Para ingresar en el campo de concentración de Dachau debe uno atravesar el puente por debajo del cual transcurre un caudal de agua del que no conozco (ni se informa al visitante) el nombre.
Después de cruzar el puente ha de pasar uno bajo el famoso lema: Arbeit macht frei. Mirando la corriente mansa antes de atravesar la verja de hierro –solo entreabierta- decido fotografiarla:
“Todo fluye, todas las cosas de este mundo pasan y ninguna puede impedir que esto sea así. Nadie puede bañarse dos veces en el mismo río, porque sobre quien se sumerge en los mismos ríos fluyen siempre distintas aguas”
Luego de atravesar la verja, algo me llama la atención: es el silencio. Un espacio exento, rodeado aún de vallas de espino y torretas que limitan un espacio cuadrangular y agorafóbico, en el que quedan las señales simétricas de los pilotes de andamiaje, el punto exacto donde antes debieron estar asentados los barracones. Al fondo el horno crematorio. El resto es silencio. Solo es un patio, me digo entonces.
Pasa el tiempo y veo El hijo de Saúl , una película de László Nemes que no hay que evitar. Hay que tener el valor de ver esta nueva forma de contar la Historia, con el reto de afrontar el Holocausto filmando sobre la base del ruido y la suciedad, las secuencias cargadas de gritos y de órdenes, en la que no hay diferencia entre día y noche; en la que predomina lo sucio, el barro y el estremecimiento, lo feo y lo doloroso.

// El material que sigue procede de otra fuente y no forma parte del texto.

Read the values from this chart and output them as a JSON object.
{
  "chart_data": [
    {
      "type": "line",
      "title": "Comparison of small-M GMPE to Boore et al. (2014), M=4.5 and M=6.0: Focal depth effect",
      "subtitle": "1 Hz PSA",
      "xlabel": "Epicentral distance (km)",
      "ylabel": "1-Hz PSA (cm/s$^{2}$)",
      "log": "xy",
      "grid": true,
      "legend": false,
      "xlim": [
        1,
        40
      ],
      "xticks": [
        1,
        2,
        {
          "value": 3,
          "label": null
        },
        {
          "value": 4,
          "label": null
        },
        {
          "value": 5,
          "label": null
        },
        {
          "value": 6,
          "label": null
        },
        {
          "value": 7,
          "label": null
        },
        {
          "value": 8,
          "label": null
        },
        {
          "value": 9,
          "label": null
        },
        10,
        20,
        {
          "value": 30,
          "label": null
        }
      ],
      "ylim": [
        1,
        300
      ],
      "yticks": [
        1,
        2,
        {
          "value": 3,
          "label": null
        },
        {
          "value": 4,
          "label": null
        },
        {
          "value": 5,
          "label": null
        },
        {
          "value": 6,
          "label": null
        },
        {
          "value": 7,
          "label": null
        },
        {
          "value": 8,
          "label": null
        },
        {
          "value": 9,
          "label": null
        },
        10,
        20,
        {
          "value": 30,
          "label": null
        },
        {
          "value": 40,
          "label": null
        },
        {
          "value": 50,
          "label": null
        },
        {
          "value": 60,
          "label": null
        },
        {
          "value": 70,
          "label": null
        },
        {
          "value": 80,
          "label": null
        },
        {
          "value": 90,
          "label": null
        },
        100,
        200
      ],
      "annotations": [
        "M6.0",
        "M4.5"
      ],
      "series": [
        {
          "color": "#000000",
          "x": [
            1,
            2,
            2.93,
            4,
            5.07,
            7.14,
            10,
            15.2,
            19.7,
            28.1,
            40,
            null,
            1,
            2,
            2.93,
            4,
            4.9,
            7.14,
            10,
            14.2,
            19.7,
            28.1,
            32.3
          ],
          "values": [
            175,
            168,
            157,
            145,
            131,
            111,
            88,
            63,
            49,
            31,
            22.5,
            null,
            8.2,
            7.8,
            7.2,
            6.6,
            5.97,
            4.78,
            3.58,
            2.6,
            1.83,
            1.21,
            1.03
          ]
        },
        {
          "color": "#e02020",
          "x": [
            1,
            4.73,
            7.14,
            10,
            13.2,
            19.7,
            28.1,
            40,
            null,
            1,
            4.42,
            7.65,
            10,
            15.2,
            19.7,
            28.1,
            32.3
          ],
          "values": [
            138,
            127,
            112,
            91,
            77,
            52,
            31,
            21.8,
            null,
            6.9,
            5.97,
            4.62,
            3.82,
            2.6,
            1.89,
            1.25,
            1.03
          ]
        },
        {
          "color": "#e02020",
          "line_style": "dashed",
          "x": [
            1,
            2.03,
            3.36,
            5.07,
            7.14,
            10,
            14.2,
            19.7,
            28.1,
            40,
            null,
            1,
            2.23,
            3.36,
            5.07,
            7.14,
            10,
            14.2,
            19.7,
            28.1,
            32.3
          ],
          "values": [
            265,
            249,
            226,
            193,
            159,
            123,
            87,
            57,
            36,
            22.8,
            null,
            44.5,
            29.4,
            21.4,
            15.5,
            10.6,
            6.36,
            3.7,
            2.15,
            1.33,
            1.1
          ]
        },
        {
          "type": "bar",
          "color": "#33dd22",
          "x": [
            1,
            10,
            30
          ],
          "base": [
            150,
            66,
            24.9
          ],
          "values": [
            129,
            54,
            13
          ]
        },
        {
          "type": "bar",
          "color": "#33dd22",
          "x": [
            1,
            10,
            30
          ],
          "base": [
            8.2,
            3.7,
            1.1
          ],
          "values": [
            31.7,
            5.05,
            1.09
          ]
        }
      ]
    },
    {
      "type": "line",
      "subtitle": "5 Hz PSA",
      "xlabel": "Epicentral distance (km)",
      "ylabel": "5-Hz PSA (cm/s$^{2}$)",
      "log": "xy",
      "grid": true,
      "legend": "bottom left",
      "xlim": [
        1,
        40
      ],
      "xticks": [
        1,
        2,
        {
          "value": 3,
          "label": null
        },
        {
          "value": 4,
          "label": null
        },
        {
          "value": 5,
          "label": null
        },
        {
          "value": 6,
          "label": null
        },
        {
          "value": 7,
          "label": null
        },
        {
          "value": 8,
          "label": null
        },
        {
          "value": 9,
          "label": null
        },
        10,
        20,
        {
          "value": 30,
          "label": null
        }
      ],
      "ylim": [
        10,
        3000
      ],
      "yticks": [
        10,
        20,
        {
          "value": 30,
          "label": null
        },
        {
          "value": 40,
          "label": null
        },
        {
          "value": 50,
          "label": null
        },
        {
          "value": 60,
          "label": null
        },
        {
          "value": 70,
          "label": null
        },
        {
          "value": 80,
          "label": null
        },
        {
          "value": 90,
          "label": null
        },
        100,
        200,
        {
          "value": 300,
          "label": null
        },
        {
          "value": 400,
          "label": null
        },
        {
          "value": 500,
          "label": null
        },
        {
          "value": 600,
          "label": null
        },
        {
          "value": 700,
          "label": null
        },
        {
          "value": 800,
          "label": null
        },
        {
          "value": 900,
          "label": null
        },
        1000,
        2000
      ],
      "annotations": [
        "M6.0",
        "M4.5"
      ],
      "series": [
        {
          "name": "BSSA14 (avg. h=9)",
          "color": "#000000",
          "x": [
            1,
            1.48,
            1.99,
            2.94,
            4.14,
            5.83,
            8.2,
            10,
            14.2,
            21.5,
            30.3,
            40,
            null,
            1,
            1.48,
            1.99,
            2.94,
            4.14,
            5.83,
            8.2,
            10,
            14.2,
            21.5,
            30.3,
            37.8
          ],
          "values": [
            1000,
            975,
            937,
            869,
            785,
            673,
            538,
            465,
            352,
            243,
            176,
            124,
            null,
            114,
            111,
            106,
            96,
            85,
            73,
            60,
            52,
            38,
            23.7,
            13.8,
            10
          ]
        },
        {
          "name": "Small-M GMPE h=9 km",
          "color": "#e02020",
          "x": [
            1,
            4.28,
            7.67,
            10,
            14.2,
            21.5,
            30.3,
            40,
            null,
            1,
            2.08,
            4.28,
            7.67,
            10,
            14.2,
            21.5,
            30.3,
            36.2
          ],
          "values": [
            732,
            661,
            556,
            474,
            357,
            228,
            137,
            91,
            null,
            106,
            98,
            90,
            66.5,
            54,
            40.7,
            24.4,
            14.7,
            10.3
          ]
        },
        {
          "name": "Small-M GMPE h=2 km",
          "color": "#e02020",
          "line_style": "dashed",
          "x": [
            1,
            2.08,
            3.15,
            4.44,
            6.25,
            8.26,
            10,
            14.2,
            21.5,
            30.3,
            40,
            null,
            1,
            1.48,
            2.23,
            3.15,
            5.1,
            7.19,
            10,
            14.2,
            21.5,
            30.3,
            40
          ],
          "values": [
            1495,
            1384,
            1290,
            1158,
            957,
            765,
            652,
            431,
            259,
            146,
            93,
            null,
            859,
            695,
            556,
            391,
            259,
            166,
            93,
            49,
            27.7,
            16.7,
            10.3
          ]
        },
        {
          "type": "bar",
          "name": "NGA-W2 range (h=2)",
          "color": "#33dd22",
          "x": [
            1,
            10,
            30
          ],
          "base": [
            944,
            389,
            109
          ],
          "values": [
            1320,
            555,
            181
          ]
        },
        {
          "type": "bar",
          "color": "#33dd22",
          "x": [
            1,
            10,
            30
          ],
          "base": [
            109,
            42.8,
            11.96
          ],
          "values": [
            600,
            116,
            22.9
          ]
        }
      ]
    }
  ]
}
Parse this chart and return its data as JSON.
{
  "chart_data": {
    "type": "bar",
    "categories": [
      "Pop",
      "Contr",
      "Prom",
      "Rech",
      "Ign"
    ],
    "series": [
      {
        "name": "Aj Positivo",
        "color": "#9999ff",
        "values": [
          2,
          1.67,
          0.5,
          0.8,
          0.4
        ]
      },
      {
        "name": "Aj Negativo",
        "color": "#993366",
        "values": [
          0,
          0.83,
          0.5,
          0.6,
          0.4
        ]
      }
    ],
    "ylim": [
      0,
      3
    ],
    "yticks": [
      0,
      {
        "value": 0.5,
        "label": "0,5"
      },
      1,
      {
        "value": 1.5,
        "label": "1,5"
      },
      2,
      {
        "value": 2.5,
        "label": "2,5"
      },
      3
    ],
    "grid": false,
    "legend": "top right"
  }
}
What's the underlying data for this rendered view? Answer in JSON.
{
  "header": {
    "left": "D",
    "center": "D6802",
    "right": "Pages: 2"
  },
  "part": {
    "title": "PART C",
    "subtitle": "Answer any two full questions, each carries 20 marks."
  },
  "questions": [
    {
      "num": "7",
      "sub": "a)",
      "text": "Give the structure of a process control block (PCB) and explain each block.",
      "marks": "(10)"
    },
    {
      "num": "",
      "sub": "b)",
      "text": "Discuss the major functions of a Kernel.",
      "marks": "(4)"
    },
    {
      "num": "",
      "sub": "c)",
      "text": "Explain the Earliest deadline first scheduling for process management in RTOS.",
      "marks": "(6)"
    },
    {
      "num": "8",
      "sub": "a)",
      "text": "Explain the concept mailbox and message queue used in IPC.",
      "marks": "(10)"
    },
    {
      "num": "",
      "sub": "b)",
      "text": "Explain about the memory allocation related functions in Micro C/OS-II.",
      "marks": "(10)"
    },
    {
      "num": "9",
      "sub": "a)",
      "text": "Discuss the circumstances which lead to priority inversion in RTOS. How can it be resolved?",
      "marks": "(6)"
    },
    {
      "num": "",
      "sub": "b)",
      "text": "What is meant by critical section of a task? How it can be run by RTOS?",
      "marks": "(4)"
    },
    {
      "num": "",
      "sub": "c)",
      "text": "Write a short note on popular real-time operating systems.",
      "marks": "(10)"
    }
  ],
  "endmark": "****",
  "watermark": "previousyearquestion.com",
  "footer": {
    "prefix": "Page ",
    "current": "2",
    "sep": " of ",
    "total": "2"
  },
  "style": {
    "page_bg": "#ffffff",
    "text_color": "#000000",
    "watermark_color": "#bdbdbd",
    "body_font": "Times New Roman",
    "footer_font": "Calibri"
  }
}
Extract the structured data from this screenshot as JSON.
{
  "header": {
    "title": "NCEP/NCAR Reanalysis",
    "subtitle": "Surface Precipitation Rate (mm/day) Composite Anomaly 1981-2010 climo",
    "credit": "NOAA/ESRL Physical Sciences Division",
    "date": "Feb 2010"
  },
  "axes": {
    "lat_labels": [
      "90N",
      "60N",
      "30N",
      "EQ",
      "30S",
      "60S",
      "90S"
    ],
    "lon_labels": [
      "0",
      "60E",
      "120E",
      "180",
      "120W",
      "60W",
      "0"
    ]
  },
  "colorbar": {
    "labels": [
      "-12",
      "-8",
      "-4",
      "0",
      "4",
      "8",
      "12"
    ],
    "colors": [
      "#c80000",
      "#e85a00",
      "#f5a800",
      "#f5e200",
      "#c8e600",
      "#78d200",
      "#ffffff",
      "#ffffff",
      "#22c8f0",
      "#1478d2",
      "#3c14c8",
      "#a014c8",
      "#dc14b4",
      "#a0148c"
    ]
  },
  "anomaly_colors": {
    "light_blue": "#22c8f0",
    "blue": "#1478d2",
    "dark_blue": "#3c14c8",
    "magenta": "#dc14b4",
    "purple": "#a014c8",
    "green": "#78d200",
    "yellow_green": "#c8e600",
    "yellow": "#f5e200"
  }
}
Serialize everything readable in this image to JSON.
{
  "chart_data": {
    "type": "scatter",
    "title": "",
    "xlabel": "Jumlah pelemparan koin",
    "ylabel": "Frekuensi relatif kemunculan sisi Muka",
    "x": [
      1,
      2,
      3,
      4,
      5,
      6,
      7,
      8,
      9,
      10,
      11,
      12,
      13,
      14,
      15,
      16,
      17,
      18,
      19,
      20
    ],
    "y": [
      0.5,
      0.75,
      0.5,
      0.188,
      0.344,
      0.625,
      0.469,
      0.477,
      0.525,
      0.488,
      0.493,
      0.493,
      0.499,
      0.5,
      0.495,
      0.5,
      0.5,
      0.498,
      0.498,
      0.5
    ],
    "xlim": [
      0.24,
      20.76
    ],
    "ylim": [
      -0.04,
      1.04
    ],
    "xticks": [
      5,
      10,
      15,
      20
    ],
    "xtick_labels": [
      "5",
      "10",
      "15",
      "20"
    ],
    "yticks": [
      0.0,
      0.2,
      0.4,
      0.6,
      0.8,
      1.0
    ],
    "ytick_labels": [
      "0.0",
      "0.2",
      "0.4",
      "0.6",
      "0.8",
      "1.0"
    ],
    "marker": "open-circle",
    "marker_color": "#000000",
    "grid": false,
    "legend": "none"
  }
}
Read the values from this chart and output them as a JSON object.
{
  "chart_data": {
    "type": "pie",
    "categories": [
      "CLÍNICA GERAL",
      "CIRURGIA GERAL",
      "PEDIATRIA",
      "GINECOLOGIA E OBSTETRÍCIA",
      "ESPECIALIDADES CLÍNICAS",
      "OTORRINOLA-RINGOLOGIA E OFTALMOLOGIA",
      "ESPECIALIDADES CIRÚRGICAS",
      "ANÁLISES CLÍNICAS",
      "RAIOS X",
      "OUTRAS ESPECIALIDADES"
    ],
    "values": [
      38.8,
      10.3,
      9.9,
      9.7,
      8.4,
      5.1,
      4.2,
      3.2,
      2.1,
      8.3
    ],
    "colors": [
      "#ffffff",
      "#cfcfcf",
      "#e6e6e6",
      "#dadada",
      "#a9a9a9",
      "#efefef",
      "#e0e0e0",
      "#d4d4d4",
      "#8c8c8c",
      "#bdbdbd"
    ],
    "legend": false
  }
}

A pesar de todo eso, y precisamente porque no hay terror en un sólo fotograma, hay que verlo.
Y al verlo me digo: estate tranquilo, sólo es cine. Me acuerdo de aquel cauce de agua otra vez, y su verdad profunda, panta rei. Heráclito, irrefutable. El agua fluye lentamente, simbólica y poética, y vuelvo a detenerme mentalmente a la salida de aquel campo, buscando su significado, una perdurable explicación del mundo, algo a lo que asirme ante la aridez a la que acabo de ser sometido en mi recuerdo.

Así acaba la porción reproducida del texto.